Réalisateur de films aussi variés que Force Majeur, Ma petite entreprise ou Fred, Pierre Jolivet s’attaque ici à un genre très particulier, le film historique. Le Frère du guerrier se déroule et traite en effet du moyen-âge.


Dans la volonté récente des cinéastes français d’aller concurrencer Hollywood sur leur propre terrain en essayant d’offrir des oeuvres grand public de qualité, le nouveau film de Pierre Jolivet se démarque par son aspect antispectaculaire. Il y a bien quelques scènes de combat mais celles-ci sont très limitées et parties intégrantes du propos. Alors que le genre aurait parfaitement pu s’y prêter, on est ici très loin d’un Braveheart fougeux et violent. Le Frère du guerrier est un film posé qui s’appuie essentiellement sur trois personnages très forts, Thomas (Vincent Lindon qui donne une forte présence à son rôle), le guerrier mercenaire qui a dû quitter sa famille plus jeune pour gagner sa vie, Arnaud (Guillaume Canet) son frère à qui sa mère a appris la médecine des plantes et Guillemette (mélanie Doutey) la femme de ce dernier. La grande majorité de l’intrigue tourne autour de ses trois personnages, de leur relations troubles et fortes et de leur quêtes.

La mémoire et le savoir sont les deux thèmes centraux du film. Le frère du guerrier, Arnaud, c’est celui qui a tout oublié après une attaque de brigands sur sa maison. La mère de la famille étant décédée quelques jours plus tôt, toutes les connaissances qui aidaient à faire vivre le couple sont menaçées. Guillemette doit donc faire appel à Thomas pour survenir au besoin et l’aider à trouver une solution. Les deux vont donc partir à la recherches de livres érudits dans les abbayes. Le frère du guerrier oppose constamment deux modes d’existence, d’appréhension des choses, un basé sur la violence et un autre basé sur la connaissance. Thomas gagne sa vie comme mercenaire alors qu’Arnaud soigne les gens avec les plantes. Le film fait de ce conflit son moteur et ne résoud pas les contradictions propre à cette époque. Le frère du guerrier enregistre le début de démocratisation du savoir malgré les réticences de l’église et le passage d’une culture orale à une culture écrite. Toute cette vision du moyen-âge oscillant entre civilisation et barbarisme est rendue de manière très intéressante.

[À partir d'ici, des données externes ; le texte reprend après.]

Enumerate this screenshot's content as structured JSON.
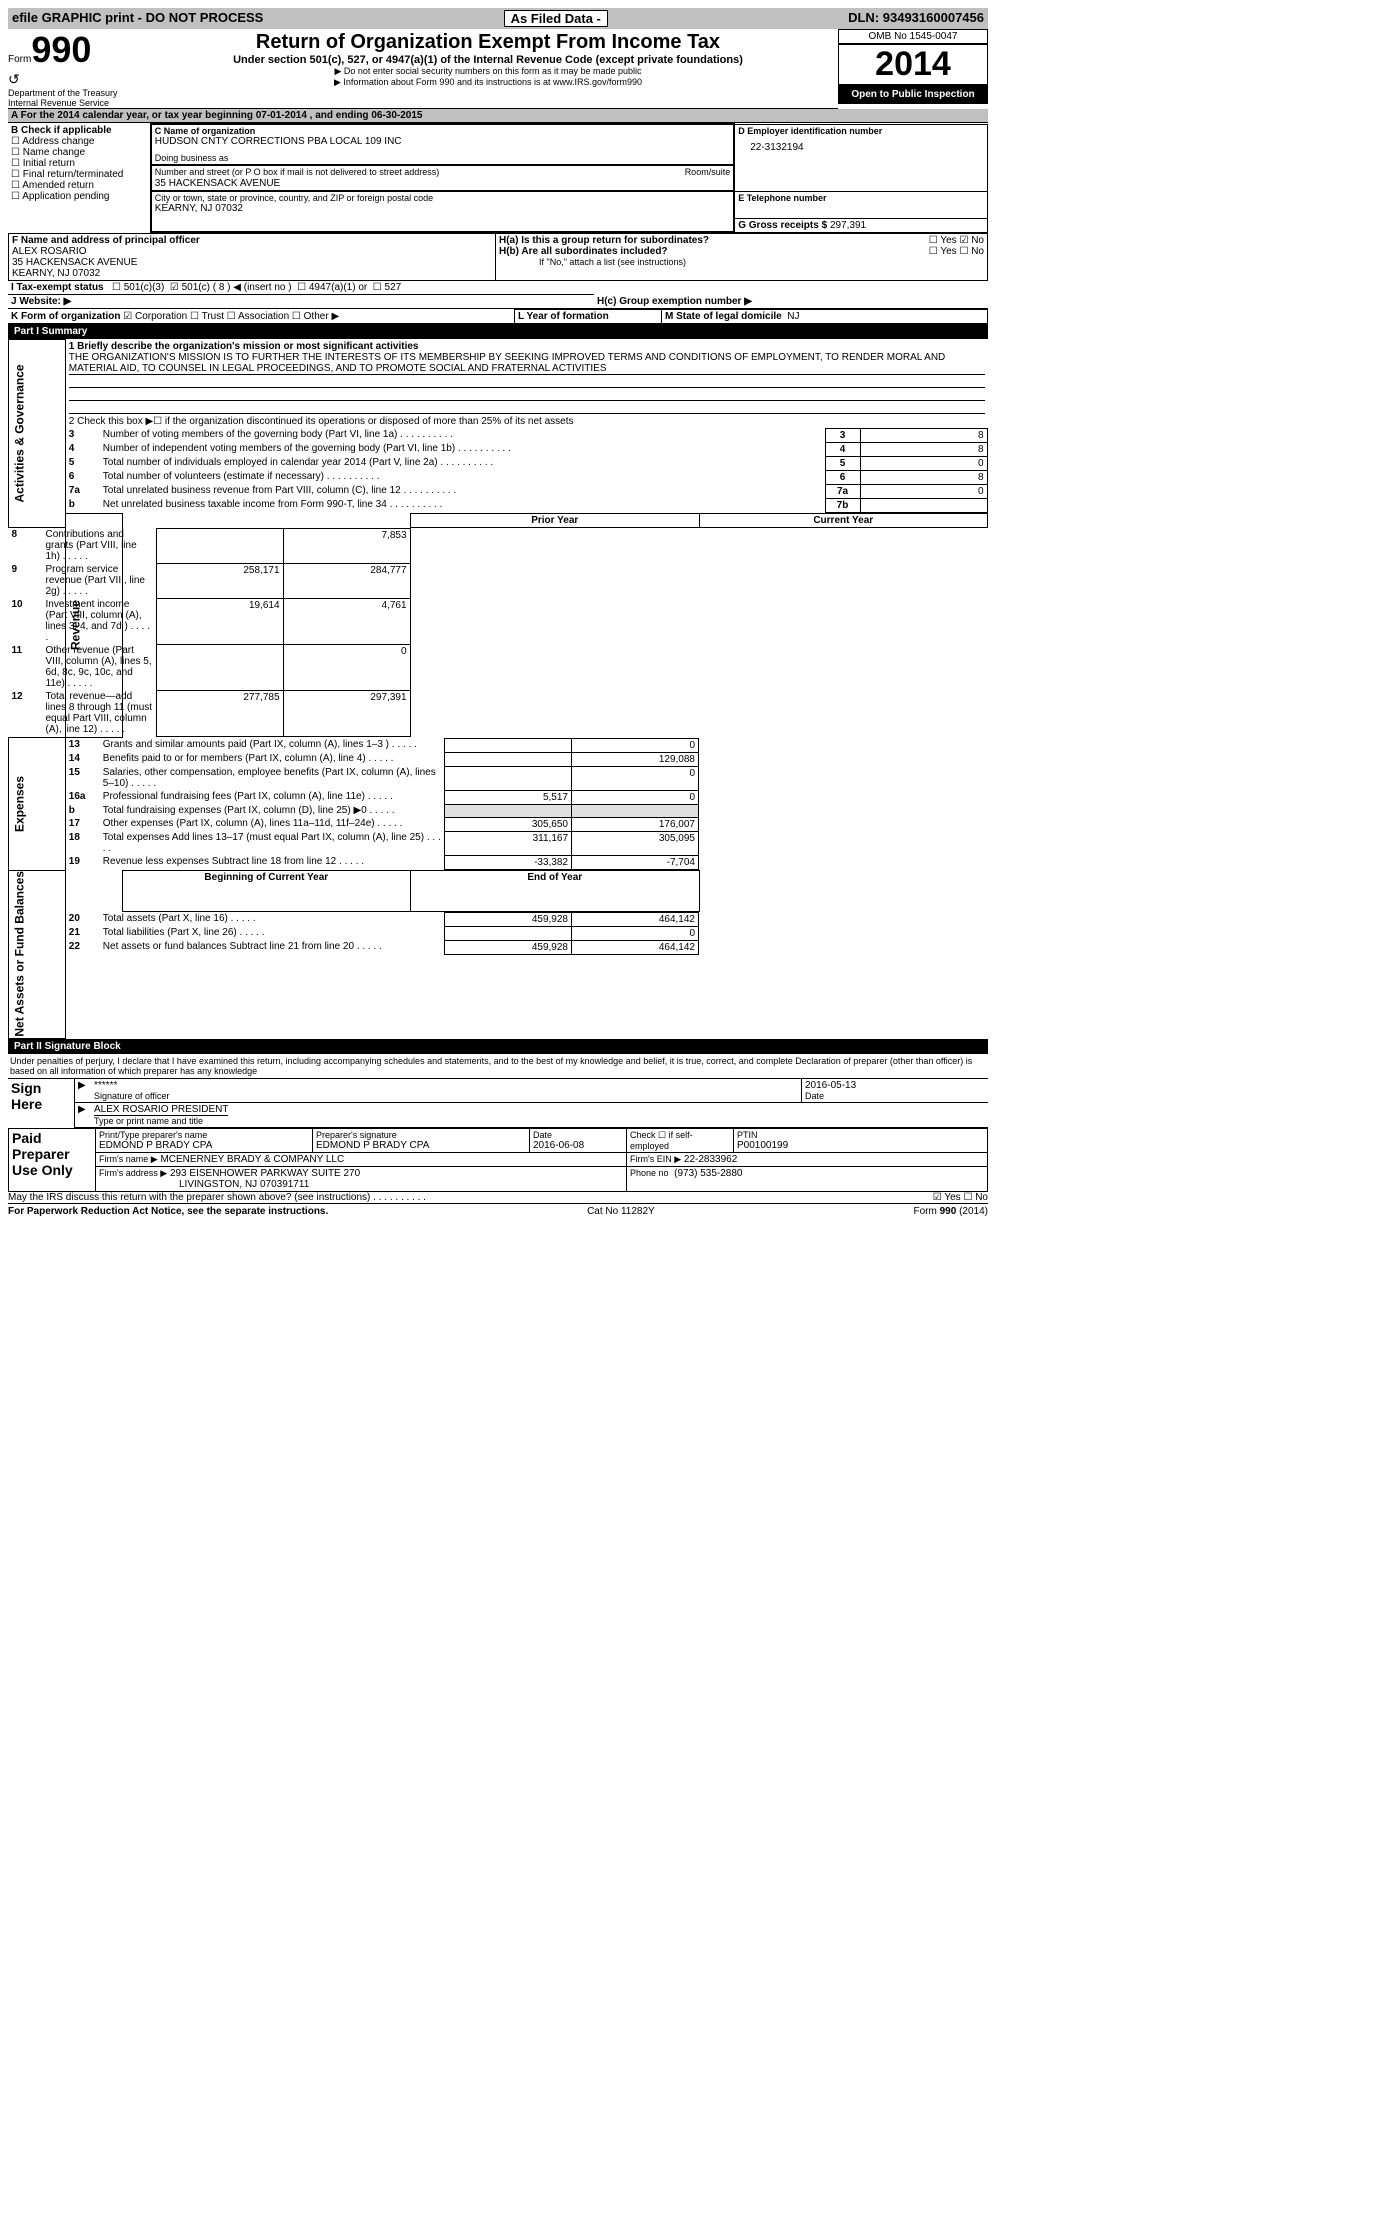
{
  "topbar": {
    "left": "efile GRAPHIC print - DO NOT PROCESS",
    "mid": "As Filed Data -",
    "dln_label": "DLN:",
    "dln": "93493160007456"
  },
  "head": {
    "form_label": "Form",
    "form_no": "990",
    "dept1": "Department of the Treasury",
    "dept2": "Internal Revenue Service",
    "title": "Return of Organization Exempt From Income Tax",
    "sub1": "Under section 501(c), 527, or 4947(a)(1) of the Internal Revenue Code (except private foundations)",
    "sub2": "▶ Do not enter social security numbers on this form as it may be made public",
    "sub3": "▶ Information about Form 990 and its instructions is at www.IRS.gov/form990",
    "omb": "OMB No 1545-0047",
    "year": "2014",
    "open": "Open to Public Inspection"
  },
  "A": {
    "line": "A For the 2014 calendar year, or tax year beginning 07-01-2014    , and ending 06-30-2015"
  },
  "B": {
    "label": "B  Check if applicable",
    "items": [
      "Address change",
      "Name change",
      "Initial return",
      "Final return/terminated",
      "Amended return",
      "Application pending"
    ]
  },
  "C": {
    "name_label": "C Name of organization",
    "name": "HUDSON CNTY CORRECTIONS PBA LOCAL 109 INC",
    "dba_label": "Doing business as",
    "street_label": "Number and street (or P O  box if mail is not delivered to street address)",
    "room_label": "Room/suite",
    "street": "35 HACKENSACK AVENUE",
    "city_label": "City or town, state or province, country, and ZIP or foreign postal code",
    "city": "KEARNY, NJ  07032"
  },
  "D": {
    "label": "D Employer identification number",
    "ein": "22-3132194"
  },
  "E": {
    "label": "E Telephone number"
  },
  "G": {
    "label": "G Gross receipts $",
    "val": "297,391"
  },
  "F": {
    "label": "F   Name and address of principal officer",
    "name": "ALEX ROSARIO",
    "street": "35 HACKENSACK AVENUE",
    "city": "KEARNY, NJ  07032"
  },
  "H": {
    "a": "H(a)  Is this a group return for subordinates?",
    "b": "H(b)  Are all subordinates included?",
    "bnote": "If \"No,\" attach a list  (see instructions)",
    "c": "H(c)   Group exemption number ▶"
  },
  "I": {
    "label": "I   Tax-exempt status",
    "o1": "501(c)(3)",
    "o2": "501(c) ( 8 ) ◀ (insert no )",
    "o3": "4947(a)(1) or",
    "o4": "527"
  },
  "J": {
    "label": "J   Website: ▶"
  },
  "K": {
    "label": "K Form of organization",
    "corp": "Corporation",
    "trust": "Trust",
    "assoc": "Association",
    "other": "Other ▶"
  },
  "L": {
    "label": "L Year of formation"
  },
  "M": {
    "label": "M State of legal domicile",
    "val": "NJ"
  },
  "partI": {
    "title": "Part I     Summary",
    "q1": "1   Briefly describe the organization's mission or most significant activities",
    "mission": "THE ORGANIZATION'S MISSION IS TO FURTHER THE INTERESTS OF ITS MEMBERSHIP BY SEEKING IMPROVED TERMS AND CONDITIONS OF EMPLOYMENT, TO RENDER MORAL AND MATERIAL AID, TO COUNSEL IN LEGAL PROCEEDINGS, AND TO PROMOTE SOCIAL AND FRATERNAL ACTIVITIES",
    "q2": "2   Check this box ▶☐ if the organization discontinued its operations or disposed of more than 25% of its net assets",
    "rows_ag": [
      {
        "n": "3",
        "t": "Number of voting members of the governing body (Part VI, line 1a)",
        "box": "3",
        "v": "8"
      },
      {
        "n": "4",
        "t": "Number of independent voting members of the governing body (Part VI, line 1b)",
        "box": "4",
        "v": "8"
      },
      {
        "n": "5",
        "t": "Total number of individuals employed in calendar year 2014 (Part V, line 2a)",
        "box": "5",
        "v": "0"
      },
      {
        "n": "6",
        "t": "Total number of volunteers (estimate if necessary)",
        "box": "6",
        "v": "8"
      },
      {
        "n": "7a",
        "t": "Total unrelated business revenue from Part VIII, column (C), line 12",
        "box": "7a",
        "v": "0"
      },
      {
        "n": "b",
        "t": "Net unrelated business taxable income from Form 990-T, line 34",
        "box": "7b",
        "v": ""
      }
    ],
    "col_prior": "Prior Year",
    "col_curr": "Current Year",
    "rev": [
      {
        "n": "8",
        "t": "Contributions and grants (Part VIII, line 1h)",
        "p": "",
        "c": "7,853"
      },
      {
        "n": "9",
        "t": "Program service revenue (Part VIII, line 2g)",
        "p": "258,171",
        "c": "284,777"
      },
      {
        "n": "10",
        "t": "Investment income (Part VIII, column (A), lines 3, 4, and 7d )",
        "p": "19,614",
        "c": "4,761"
      },
      {
        "n": "11",
        "t": "Other revenue (Part VIII, column (A), lines 5, 6d, 8c, 9c, 10c, and 11e)",
        "p": "",
        "c": "0"
      },
      {
        "n": "12",
        "t": "Total revenue—add lines 8 through 11 (must equal Part VIII, column (A), line 12)",
        "p": "277,785",
        "c": "297,391"
      }
    ],
    "exp": [
      {
        "n": "13",
        "t": "Grants and similar amounts paid (Part IX, column (A), lines 1–3 )",
        "p": "",
        "c": "0"
      },
      {
        "n": "14",
        "t": "Benefits paid to or for members (Part IX, column (A), line 4)",
        "p": "",
        "c": "129,088"
      },
      {
        "n": "15",
        "t": "Salaries, other compensation, employee benefits (Part IX, column (A), lines 5–10)",
        "p": "",
        "c": "0"
      },
      {
        "n": "16a",
        "t": "Professional fundraising fees (Part IX, column (A), line 11e)",
        "p": "5,517",
        "c": "0"
      },
      {
        "n": "b",
        "t": "Total fundraising expenses (Part IX, column (D), line 25) ▶0",
        "p": "shade",
        "c": "shade"
      },
      {
        "n": "17",
        "t": "Other expenses (Part IX, column (A), lines 11a–11d, 11f–24e)",
        "p": "305,650",
        "c": "176,007"
      },
      {
        "n": "18",
        "t": "Total expenses  Add lines 13–17 (must equal Part IX, column (A), line 25)",
        "p": "311,167",
        "c": "305,095"
      },
      {
        "n": "19",
        "t": "Revenue less expenses  Subtract line 18 from line 12",
        "p": "-33,382",
        "c": "-7,704"
      }
    ],
    "col_boy": "Beginning of Current Year",
    "col_eoy": "End of Year",
    "na": [
      {
        "n": "20",
        "t": "Total assets (Part X, line 16)",
        "p": "459,928",
        "c": "464,142"
      },
      {
        "n": "21",
        "t": "Total liabilities (Part X, line 26)",
        "p": "",
        "c": "0"
      },
      {
        "n": "22",
        "t": "Net assets or fund balances  Subtract line 21 from line 20",
        "p": "459,928",
        "c": "464,142"
      }
    ],
    "side_ag": "Activities & Governance",
    "side_rev": "Revenue",
    "side_exp": "Expenses",
    "side_na": "Net Assets or Fund Balances"
  },
  "partII": {
    "title": "Part II     Signature Block",
    "decl": "Under penalties of perjury, I declare that I have examined this return, including accompanying schedules and statements, and to the best of my knowledge and belief, it is true, correct, and complete  Declaration of preparer (other than officer) is based on all information of which preparer has any knowledge",
    "sign_here": "Sign Here",
    "sig_stars": "******",
    "sig_label": "Signature of officer",
    "sig_date": "2016-05-13",
    "sig_date_label": "Date",
    "officer": "ALEX ROSARIO  PRESIDENT",
    "officer_label": "Type or print name and title",
    "paid": "Paid Preparer Use Only",
    "prep_name_label": "Print/Type preparer's name",
    "prep_name": "EDMOND P BRADY CPA",
    "prep_sig_label": "Preparer's signature",
    "prep_sig": "EDMOND P BRADY CPA",
    "prep_date_label": "Date",
    "prep_date": "2016-06-08",
    "self_label": "Check ☐ if self-employed",
    "ptin_label": "PTIN",
    "ptin": "P00100199",
    "firm_name_label": "Firm's name    ▶",
    "firm_name": "MCENERNEY BRADY & COMPANY LLC",
    "firm_ein_label": "Firm's EIN ▶",
    "firm_ein": "22-2833962",
    "firm_addr_label": "Firm's address ▶",
    "firm_addr1": "293 EISENHOWER PARKWAY SUITE 270",
    "firm_addr2": "LIVINGSTON, NJ  070391711",
    "phone_label": "Phone no",
    "phone": "(973) 535-2880",
    "discuss": "May the IRS discuss this return with the preparer shown above? (see instructions)",
    "yes": "Yes",
    "no": "No"
  },
  "footer": {
    "left": "For Paperwork Reduction Act Notice, see the separate instructions.",
    "mid": "Cat No  11282Y",
    "right": "Form 990 (2014)"
  }
}
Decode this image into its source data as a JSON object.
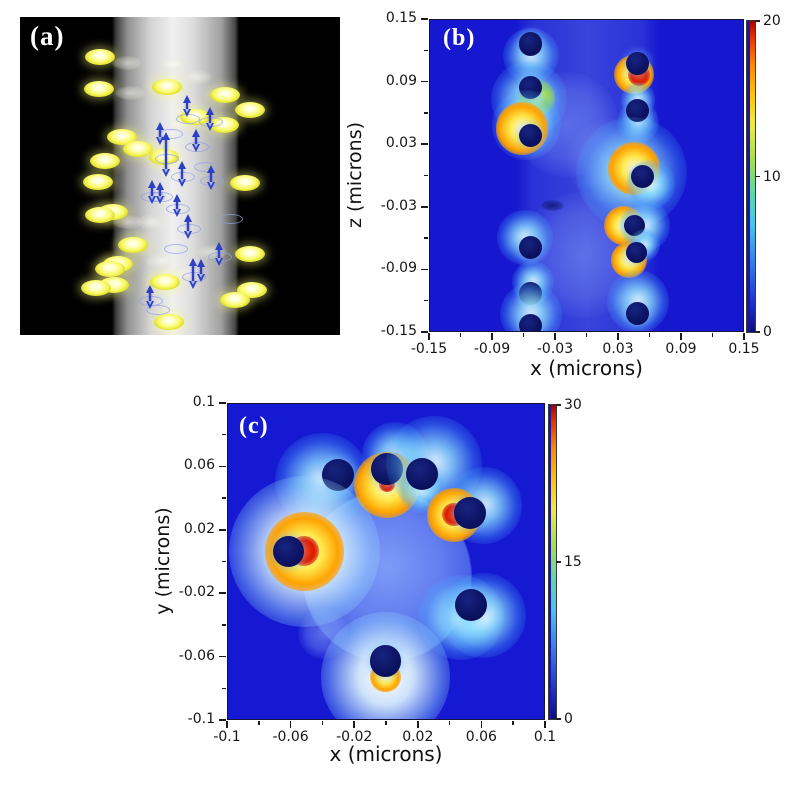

Toutefois, le film est très lumineux et apaisé. Il tire une grande force de sa manière d’intégrer l’espace, de filmer les paysages magnifiques de Lozère. Le frère du guerrier remet les individus à leur place, c’est-à-dire encore très dépendants de leur environnement notamment pour la culture des plantes. L’espace est aussi important car il est un des principaux moyens de dramatisation utilisé par Pierre Jolivet. Le film fait parfaitement ressentir l’absence d’ordre. Le danger est permanent et peut venir de partout, à tout moment. Viols ou pillages peuvent arriver fréquemment. Il n’y ainsi pas d’espaces privés tels qu’on peut les concevoir aujourd’hui. Au-delà de tout ça, le frère du guerrier est avant tout une aventure humaine sur trois individus cherchant leur place au sein d’une société en pleine mutation. Le film fait la belle place aux sentiments. Une histoire intéressante et agréable malgré quelques longueurs. L’humilité du projet fait l’interêt et la faiblesse du film.